With foreign key constraints, it is even worse for a developer, because the cost of a statement is very hard to judge. A simple DELETE FROM hotels WHERE id = 10 with an ON DELETE CASCADE can be fast, if there are few reservations dangling off this particular id, or it can literally take hours. Because this is part of the schema, and may be transitive an arbitrary number of relations deep, it is near impossible for developers to judge if this is acceptable. We prefer to code this in the host language instead.

Similarly, events are invisible and happen magically or don’t. They tend to be forgotten and die with the box they are defined on, or are not upgraded properly with the schema they act on.

We have a distributed cron scheduler that is resilient, and schedule jobs on this, using code written in the host language instead of native SQL. This is visible to developers, and maintained with the rest of the application.

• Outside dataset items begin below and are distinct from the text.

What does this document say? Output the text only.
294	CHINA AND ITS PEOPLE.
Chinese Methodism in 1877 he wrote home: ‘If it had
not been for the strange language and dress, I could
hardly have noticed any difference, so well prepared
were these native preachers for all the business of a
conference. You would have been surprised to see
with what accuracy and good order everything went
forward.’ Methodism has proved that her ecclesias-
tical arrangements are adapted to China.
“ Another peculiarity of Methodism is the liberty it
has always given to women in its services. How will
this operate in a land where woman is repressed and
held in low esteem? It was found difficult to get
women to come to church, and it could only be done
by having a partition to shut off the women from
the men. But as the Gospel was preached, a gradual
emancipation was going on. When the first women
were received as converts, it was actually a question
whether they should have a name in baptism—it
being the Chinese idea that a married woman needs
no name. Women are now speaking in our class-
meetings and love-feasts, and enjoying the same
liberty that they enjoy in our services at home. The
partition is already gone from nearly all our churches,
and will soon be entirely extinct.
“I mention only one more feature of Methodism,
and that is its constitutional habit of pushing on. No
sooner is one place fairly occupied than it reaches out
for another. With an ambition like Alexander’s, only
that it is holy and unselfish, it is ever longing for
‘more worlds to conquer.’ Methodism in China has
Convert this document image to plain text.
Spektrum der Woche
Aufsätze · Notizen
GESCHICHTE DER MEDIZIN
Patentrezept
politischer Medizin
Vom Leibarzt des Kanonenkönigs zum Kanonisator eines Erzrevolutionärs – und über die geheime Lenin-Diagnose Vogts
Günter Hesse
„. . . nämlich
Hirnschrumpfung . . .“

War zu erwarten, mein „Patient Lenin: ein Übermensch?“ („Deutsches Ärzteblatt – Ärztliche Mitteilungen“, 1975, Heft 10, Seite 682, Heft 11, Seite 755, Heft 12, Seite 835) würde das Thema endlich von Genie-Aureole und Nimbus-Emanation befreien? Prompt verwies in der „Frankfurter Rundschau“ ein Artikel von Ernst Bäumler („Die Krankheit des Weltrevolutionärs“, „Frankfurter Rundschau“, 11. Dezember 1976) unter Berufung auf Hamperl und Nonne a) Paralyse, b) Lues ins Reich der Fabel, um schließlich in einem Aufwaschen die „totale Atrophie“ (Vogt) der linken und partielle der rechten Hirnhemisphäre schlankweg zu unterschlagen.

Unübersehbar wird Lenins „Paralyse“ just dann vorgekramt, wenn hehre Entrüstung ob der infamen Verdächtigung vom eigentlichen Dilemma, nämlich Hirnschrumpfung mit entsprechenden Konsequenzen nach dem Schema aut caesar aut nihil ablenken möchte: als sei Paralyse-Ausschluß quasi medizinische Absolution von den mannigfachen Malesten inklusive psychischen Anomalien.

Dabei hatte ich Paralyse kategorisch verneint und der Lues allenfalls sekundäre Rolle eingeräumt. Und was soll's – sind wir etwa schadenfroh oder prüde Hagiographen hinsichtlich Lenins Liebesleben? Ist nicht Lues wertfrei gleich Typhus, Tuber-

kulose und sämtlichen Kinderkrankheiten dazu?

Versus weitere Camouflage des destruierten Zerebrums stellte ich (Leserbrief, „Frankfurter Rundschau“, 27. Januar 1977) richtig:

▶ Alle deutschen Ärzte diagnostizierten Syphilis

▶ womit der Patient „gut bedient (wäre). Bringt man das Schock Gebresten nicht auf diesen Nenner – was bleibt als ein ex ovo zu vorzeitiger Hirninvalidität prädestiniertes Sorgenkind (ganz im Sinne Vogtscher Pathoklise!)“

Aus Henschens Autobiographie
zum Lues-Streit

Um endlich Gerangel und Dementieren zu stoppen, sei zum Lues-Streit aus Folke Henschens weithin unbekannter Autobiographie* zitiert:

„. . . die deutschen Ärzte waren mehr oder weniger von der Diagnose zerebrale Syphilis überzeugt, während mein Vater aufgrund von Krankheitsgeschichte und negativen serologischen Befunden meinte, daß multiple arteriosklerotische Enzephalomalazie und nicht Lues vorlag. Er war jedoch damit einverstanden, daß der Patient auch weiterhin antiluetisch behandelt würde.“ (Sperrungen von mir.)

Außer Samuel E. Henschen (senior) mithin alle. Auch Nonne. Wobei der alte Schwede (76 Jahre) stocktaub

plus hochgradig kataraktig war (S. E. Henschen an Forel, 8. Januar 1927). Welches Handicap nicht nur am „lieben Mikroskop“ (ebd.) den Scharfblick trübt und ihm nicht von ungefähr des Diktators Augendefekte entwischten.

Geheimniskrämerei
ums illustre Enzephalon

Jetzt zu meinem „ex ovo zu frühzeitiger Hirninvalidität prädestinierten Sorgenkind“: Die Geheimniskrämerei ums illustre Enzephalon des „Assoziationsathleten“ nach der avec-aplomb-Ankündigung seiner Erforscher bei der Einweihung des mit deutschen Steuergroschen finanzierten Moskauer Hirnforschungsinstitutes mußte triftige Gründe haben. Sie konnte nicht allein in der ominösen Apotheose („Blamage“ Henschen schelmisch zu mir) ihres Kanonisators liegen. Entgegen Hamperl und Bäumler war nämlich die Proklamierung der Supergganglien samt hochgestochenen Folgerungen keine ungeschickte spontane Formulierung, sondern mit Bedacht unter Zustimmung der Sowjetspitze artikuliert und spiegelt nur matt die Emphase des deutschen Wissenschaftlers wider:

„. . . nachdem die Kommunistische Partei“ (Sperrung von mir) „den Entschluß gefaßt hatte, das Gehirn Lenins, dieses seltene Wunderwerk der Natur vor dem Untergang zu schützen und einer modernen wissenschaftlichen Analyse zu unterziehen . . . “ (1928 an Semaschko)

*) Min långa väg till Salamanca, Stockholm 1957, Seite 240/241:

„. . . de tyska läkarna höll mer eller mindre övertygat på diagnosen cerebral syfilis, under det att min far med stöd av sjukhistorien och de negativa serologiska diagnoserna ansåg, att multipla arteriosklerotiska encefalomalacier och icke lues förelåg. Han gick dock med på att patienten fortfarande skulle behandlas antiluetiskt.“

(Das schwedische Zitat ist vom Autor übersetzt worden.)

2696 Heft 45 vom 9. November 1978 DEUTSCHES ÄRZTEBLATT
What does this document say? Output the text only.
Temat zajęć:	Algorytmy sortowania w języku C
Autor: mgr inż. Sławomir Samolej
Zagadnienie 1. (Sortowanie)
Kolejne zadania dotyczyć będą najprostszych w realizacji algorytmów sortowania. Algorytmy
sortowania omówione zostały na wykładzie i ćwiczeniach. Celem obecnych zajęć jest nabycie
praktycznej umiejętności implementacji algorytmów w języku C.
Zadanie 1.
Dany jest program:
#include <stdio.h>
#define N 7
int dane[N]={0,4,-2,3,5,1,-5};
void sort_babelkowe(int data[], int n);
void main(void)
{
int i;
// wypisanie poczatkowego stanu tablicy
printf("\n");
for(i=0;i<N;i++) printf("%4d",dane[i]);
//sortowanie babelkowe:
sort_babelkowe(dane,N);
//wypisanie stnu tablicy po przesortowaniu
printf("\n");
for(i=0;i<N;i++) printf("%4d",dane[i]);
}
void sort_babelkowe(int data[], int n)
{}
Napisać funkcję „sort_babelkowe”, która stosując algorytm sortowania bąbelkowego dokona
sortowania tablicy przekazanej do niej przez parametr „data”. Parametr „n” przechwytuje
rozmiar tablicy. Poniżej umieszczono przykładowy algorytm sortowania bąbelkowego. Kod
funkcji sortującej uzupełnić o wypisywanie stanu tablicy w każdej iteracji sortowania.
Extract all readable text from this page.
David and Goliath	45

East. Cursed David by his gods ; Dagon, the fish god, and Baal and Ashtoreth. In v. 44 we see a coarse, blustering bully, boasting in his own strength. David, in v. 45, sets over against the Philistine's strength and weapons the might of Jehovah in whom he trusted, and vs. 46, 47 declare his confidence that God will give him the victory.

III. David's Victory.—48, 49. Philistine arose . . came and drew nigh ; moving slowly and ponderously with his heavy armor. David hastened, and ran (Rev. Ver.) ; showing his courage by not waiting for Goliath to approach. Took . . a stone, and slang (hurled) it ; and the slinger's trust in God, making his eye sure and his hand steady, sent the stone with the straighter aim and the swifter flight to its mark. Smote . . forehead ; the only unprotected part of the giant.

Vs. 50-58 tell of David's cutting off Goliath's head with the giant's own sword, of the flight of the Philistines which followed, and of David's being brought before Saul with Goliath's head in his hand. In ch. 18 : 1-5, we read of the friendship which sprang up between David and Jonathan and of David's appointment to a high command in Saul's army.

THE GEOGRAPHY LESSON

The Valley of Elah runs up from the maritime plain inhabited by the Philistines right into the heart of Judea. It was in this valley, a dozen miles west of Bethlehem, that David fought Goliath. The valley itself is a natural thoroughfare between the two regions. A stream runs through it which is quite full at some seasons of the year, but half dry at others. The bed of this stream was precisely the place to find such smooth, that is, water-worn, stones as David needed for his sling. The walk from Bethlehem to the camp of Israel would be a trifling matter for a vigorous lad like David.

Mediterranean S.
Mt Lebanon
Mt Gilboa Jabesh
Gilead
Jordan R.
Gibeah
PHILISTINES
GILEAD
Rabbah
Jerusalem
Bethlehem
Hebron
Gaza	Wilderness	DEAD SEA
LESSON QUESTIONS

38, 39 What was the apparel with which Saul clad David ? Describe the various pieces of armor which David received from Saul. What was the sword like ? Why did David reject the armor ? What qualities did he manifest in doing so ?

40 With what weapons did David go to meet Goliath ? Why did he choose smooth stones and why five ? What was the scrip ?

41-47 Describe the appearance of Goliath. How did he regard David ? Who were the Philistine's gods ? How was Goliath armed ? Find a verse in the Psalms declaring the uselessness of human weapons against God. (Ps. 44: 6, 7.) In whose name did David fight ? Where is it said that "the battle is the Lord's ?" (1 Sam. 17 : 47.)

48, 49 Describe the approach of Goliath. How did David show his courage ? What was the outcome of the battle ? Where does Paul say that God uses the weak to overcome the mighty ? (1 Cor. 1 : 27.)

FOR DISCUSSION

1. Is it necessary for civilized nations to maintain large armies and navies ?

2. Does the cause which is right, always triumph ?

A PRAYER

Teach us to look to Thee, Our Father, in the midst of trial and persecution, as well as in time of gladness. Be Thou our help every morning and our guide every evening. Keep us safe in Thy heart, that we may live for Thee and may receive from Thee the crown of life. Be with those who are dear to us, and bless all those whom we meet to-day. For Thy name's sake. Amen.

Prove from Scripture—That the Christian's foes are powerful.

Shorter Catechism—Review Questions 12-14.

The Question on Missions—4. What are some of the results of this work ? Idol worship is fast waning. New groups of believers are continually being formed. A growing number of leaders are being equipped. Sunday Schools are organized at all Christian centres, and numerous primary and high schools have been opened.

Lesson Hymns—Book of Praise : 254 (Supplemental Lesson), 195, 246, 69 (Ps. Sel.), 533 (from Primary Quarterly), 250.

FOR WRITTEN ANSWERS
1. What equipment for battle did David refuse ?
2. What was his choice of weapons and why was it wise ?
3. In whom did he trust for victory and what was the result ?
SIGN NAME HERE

We ask developers to not use events.

On the other hand, we are an enterprise and large enough to have counter examples for every rule, usually well considered. But the rule still stands and makes sense.

So we do use events to create heartbeats in a heartbeat table: The replication master pushes the current timestamp into the heartbeat table and expires heartbeats after a time. Replicas and client applications can check the heartbeat visible on the replica itself and see actual lag.

This tends to fail when there is a master switchover or failover (it’s SPoFfy and discouraged for a reason). Hence we also push the master hostname together with the timestamp, so that at the replica we can see which master pushed the heartbeat, and suddenly a simple idea becomes complex. This system is about to be replaced with an external heartbeat source RSN™.